Hsing-i-ch’üan is further characterized by forms (hsing in Chinese and kata in Japanese) based on the instinctive motions of twelve actual and mythical animals: dragon, tiger, monkey, horse, turtle, cock, eagle, swallow, snake, phoenix, hawk, and bear.The very name Hsing-i-ch’üan means that it is the ability to use these motions without conscious consideration that gives the system its meaning. The practitioner of Hsing-i-ch’üan must use the forms automatically and without reference to his conscious will. The point that sets Hsing-i-ch’üan most clearly apart from other martial arts is related to this theory, for in Hsing-i-ch’üan training, no matter how thoroughly a person may have mastered the techniques, if he is unenlightened about the basic meaning of the forms, his efforts are wasted. People striving for progress in the martial arts must be aware of this point and must keep it in mind throughout their daily practice. Relations between opponents in Hsing-i-ch’üan are especially distinctive in three respects.

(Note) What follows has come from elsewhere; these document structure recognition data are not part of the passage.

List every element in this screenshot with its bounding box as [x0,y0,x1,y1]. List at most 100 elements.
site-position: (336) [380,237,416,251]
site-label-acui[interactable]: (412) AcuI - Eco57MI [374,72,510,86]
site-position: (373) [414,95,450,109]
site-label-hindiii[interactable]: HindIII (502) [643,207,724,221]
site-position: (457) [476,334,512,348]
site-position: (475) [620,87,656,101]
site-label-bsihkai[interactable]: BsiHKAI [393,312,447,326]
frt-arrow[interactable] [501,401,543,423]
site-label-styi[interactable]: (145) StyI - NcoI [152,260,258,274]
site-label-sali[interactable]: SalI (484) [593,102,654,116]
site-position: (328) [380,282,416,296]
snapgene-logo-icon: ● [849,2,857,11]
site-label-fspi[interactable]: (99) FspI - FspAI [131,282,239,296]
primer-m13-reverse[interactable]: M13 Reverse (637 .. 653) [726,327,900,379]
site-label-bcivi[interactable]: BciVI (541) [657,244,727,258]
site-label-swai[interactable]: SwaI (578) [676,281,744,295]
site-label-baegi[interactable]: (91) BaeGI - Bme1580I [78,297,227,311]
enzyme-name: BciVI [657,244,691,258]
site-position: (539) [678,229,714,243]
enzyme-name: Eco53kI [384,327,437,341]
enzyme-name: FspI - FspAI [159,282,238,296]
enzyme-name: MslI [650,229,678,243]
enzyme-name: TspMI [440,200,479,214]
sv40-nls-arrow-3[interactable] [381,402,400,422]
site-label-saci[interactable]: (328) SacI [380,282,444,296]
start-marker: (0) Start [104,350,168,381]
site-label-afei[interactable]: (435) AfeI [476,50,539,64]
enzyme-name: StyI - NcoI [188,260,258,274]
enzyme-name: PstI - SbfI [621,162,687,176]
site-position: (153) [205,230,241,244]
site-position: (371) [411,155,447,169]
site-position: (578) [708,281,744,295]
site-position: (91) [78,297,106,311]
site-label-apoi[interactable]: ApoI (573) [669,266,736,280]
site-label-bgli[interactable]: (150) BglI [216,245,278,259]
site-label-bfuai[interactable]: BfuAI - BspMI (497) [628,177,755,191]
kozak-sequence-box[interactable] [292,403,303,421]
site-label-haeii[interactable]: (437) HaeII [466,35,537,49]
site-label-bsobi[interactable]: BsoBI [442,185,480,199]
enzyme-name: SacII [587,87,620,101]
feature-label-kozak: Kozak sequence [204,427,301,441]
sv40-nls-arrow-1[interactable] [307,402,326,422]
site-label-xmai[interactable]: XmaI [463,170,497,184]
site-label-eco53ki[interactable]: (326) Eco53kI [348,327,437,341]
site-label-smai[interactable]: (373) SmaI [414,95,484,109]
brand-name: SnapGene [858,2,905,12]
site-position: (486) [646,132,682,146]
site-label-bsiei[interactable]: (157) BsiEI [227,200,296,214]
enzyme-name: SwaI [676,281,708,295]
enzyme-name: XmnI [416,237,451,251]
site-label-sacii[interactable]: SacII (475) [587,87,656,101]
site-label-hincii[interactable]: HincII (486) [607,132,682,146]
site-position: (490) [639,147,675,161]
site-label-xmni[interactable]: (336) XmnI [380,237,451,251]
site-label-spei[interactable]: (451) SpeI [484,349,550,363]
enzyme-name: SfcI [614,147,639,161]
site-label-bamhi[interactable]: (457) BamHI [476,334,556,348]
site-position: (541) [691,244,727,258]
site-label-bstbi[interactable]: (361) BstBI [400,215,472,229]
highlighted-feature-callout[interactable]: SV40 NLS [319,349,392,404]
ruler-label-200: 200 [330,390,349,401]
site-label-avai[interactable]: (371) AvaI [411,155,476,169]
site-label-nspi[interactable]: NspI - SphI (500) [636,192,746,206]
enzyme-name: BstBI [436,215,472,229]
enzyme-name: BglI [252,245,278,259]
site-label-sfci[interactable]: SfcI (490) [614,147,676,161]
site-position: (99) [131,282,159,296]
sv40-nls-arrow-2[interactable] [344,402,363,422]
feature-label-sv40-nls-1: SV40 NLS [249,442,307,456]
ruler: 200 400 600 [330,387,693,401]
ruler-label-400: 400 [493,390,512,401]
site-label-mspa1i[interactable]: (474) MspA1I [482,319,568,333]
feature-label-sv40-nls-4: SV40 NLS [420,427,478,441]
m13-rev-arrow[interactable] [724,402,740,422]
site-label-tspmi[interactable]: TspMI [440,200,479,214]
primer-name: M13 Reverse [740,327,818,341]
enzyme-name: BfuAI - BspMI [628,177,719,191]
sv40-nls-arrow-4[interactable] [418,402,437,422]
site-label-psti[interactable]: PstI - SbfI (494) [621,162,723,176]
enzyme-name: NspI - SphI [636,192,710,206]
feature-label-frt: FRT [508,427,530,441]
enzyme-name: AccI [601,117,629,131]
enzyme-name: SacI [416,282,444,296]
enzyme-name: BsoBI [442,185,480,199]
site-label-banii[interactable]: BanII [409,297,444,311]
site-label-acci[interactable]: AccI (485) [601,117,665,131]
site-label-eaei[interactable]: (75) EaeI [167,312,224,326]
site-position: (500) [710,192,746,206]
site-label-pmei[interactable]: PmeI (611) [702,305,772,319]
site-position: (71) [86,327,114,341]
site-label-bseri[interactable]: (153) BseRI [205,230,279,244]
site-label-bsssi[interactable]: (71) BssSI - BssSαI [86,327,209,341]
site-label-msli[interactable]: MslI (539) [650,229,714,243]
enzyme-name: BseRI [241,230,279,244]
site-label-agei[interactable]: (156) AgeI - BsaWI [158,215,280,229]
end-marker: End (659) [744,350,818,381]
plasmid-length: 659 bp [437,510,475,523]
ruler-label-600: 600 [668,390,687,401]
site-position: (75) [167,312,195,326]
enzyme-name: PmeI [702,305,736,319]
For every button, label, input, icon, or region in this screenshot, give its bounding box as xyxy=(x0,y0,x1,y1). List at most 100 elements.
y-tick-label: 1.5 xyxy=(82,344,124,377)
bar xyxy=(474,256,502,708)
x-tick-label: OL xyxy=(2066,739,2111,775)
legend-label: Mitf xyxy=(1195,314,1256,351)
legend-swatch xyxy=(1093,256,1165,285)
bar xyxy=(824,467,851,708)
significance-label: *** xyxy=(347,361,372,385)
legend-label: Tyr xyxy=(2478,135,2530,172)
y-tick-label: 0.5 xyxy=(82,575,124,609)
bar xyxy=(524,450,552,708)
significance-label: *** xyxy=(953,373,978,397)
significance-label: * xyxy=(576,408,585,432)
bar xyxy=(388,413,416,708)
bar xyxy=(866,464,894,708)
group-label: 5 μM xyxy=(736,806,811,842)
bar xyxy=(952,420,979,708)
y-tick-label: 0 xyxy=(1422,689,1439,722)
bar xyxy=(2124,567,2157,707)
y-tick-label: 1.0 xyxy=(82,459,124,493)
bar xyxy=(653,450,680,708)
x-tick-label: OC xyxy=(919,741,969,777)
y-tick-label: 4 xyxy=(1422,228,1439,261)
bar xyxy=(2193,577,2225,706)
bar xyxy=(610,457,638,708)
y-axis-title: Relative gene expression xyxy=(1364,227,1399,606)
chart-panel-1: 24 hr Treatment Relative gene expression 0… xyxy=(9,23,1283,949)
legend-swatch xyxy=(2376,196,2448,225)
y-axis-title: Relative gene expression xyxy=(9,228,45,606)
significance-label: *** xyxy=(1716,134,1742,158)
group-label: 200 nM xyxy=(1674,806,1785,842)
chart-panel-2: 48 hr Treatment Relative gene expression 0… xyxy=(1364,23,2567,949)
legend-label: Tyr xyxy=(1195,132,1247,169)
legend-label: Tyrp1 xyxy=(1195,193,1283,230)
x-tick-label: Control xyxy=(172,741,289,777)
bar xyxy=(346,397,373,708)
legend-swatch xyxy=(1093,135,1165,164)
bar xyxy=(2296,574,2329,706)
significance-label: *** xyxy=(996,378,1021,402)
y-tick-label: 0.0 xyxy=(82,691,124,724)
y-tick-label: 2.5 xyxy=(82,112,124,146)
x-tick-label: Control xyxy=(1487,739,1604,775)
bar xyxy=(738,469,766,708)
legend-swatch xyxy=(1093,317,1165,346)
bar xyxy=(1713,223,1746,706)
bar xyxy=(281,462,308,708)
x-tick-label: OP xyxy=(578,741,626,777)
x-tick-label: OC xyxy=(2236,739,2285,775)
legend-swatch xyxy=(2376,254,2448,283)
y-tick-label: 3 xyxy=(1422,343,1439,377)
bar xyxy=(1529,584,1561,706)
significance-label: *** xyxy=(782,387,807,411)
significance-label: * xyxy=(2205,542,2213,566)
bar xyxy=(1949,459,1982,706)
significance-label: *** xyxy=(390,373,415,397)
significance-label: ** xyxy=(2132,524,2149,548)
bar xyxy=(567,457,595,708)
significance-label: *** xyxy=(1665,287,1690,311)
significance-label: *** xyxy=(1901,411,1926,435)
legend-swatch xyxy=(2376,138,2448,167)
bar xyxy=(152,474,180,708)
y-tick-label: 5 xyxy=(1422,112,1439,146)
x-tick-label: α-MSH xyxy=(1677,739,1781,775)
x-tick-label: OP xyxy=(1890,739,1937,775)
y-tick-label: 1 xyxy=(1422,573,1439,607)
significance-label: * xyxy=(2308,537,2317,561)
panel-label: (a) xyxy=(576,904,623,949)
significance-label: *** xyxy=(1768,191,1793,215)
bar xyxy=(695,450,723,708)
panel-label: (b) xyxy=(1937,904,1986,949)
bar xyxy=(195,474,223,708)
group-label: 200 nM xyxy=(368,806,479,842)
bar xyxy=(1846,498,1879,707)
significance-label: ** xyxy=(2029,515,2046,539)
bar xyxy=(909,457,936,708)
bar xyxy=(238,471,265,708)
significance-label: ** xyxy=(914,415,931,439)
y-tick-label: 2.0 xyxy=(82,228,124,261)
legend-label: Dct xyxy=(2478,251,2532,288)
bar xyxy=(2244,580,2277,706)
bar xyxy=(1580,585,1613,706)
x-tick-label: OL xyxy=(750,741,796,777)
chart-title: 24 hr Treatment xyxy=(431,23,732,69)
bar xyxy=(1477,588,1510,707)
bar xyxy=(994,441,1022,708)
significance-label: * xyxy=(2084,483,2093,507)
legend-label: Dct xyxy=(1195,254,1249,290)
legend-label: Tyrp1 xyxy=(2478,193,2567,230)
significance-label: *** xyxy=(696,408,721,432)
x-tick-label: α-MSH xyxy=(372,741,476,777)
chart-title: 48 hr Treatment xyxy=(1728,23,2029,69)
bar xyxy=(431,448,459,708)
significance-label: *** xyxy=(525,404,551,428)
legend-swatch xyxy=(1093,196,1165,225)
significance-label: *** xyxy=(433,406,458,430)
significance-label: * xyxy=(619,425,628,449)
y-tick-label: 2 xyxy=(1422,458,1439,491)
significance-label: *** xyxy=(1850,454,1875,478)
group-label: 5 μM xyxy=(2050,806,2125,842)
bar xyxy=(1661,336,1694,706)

First, since there is no way of knowing what kind of attack the opponent will try, Hsing-i-ch’üan does-not prescribe such things as maintaining fixed distances and employing kicking techniques. Instead, the individual must always move toward his opponent and counter his moves as he attacks. Second, since defense must always be perfect, in Hsing-i-ch’üan, one arm is always used for defence purposes (it may be either the mukae-te or the harai-te method; see p. 34 and 60). Third, there is no strategy, and no restraints are used in Hsing-i-ch’üan matches. Since the individual’s body must move naturally, easily, and rapidly in conformity with the opponent’s movements, there is no time for mental strategy. Nor is there any need for restraining the opponent with one hand while kicking. At all times, maintaining a perfect defense, the person must conform to the motions of his opponent. This, as I have said, leaves no time for mental strategy.